Examples clarify when diagonalization works and when it fails. A diagonal matrix is automatically diagonalizable because the standard basis vectors are eigenvectors. A non-diagonal triangular matrix can still be diagonalizable: in the 2×2 case, even if one standard basis vector is not an eigenvector, the matrix may still have two independent eigenvectors, allowing a diagonal form. But diagonalization can break down when eigenvectors are too scarce. For a 2×2 triangular matrix with only one eigenvalue and only a one-dimensional eigenspace, there aren’t enough independent eigenvectors to span C^2, so the matrix is not diagonalizable.
The transcript then gives practical criteria. For each eigenvalue, algebraic multiplicity counts how many times it appears as a root of the characteristic polynomial, while geometric multiplicity counts the dimension of the eigenspace. A matrix is diagonalizable precisely when, for every eigenvalue, geometric multiplicity equals algebraic multiplicity (and the geometric multiplicities sum to n). A major consequence follows: every normal matrix—such as a selfadjoint (Hermitian) matrix—is diagonalizable, and even admits an orthonormal eigenbasis.
Finally, a convenient shortcut is offered: if a matrix has n distinct eigenvalues in an n-dimensional space, then it is diagonalizable. In that situation each eigenvalue has algebraic multiplicity one, and the eigenspaces automatically provide enough independent eigenvectors without explicitly computing them.
Cornell Notes
A square matrix is diagonalizable exactly when it has n linearly independent eigenvectors, letting every vector in C^n be written in that eigenvector basis. With eigenvectors X1,…,Xn arranged as columns of X, the matrix can be rewritten as A = X D X^{-1}, where D is diagonal and contains the eigenvalues. Diagonalization fails when the eigenspaces are too small—for instance, a 2×2 matrix with only one eigenvalue and a one-dimensional eigenspace cannot supply two independent eigenvectors. The key test uses multiplicities: for each eigenvalue, geometric multiplicity must equal algebraic multiplicity. Normal matrices (including selfadjoint/Hermitian ones) always satisfy this and therefore are diagonalizable.

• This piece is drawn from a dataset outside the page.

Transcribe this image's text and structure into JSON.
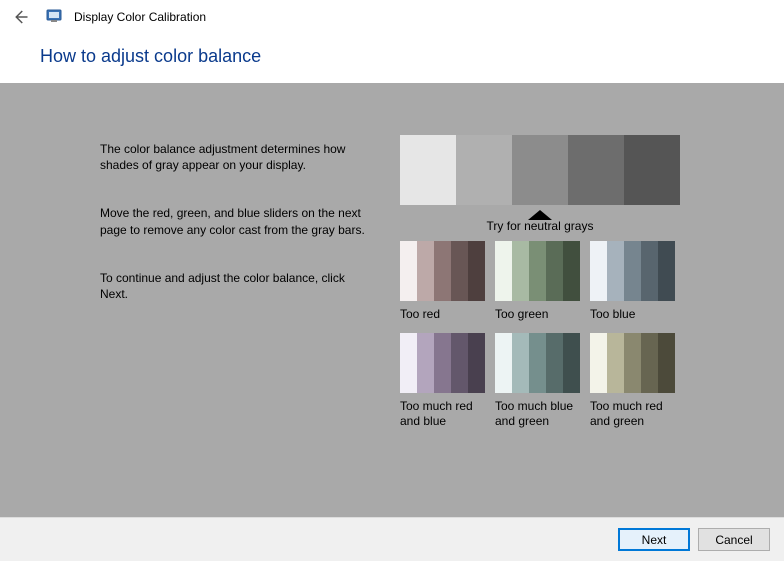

Why does having an eigenvector basis make diagonalization possible?
What is the precise condition for diagonalizability in C^n?
How do algebraic and geometric multiplicities determine diagonalizability?

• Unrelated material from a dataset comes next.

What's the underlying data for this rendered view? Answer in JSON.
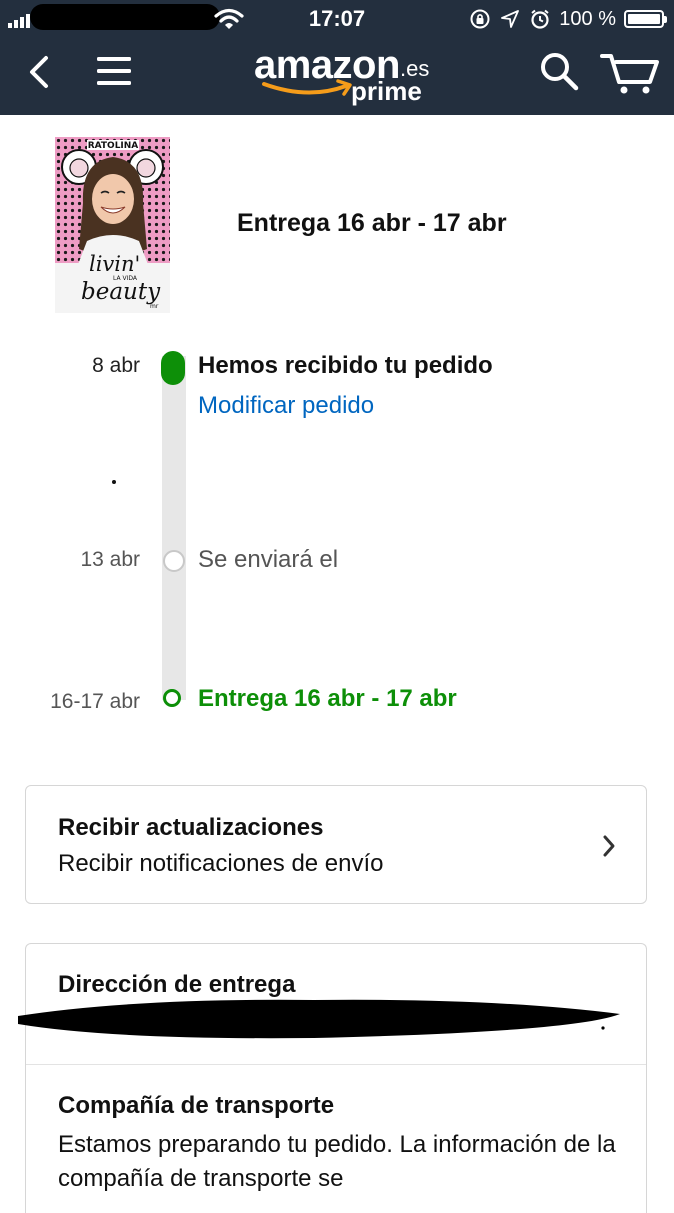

Why can a triangular matrix be diagonalizable even if it isn’t diagonal?
What specific failure mode prevents diagonalization in the 2×2 case?
What shortcuts guarantee diagonalizability without computing eigenvectors?
Review Questions
- State the definition of a diagonalizable matrix and explain how it leads to the formula A = X D X^{-1}.

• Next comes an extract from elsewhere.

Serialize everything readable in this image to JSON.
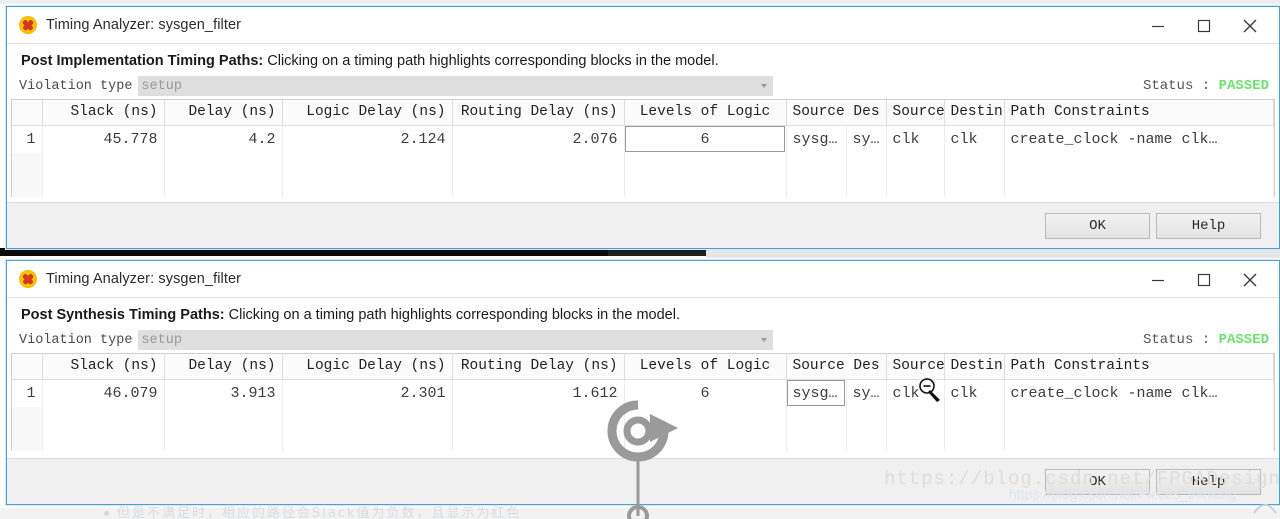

- Give an example of why a matrix with geometric multiplicity smaller than algebraic multiplicity cannot be diagonalizable.
- Explain why normal matrices are guaranteed to be diagonalizable and what extra structure they provide.
Key Points
- 1
A square matrix is diagonalizable iff it has n linearly independent eigenvectors, equivalently iff the eigenvectors span C^n.
- 2
If X is the matrix whose columns are eigenvectors and D is diagonal with corresponding eigenvalues, then diagonalization means A = X D X^{-1}.
- 3
Diagonalization can succeed for non-diagonal matrices (e.g., some triangular matrices) as long as there are enough independent eigenvectors.
- 4
Diagonalization fails when eigenspaces are too small, such as a 2×2 matrix with only one eigenvalue and a one-dimensional eigenspace.
- 5
A practical criterion: for every eigenvalue, geometric multiplicity must equal algebraic multiplicity.
- 6
Every normal matrix (including selfadjoint/Hermitian matrices) is diagonalizable and admits an orthonormal eigenbasis.
- 7
If a matrix has n distinct eigenvalues, it is diagonalizable without needing to compute eigenvectors.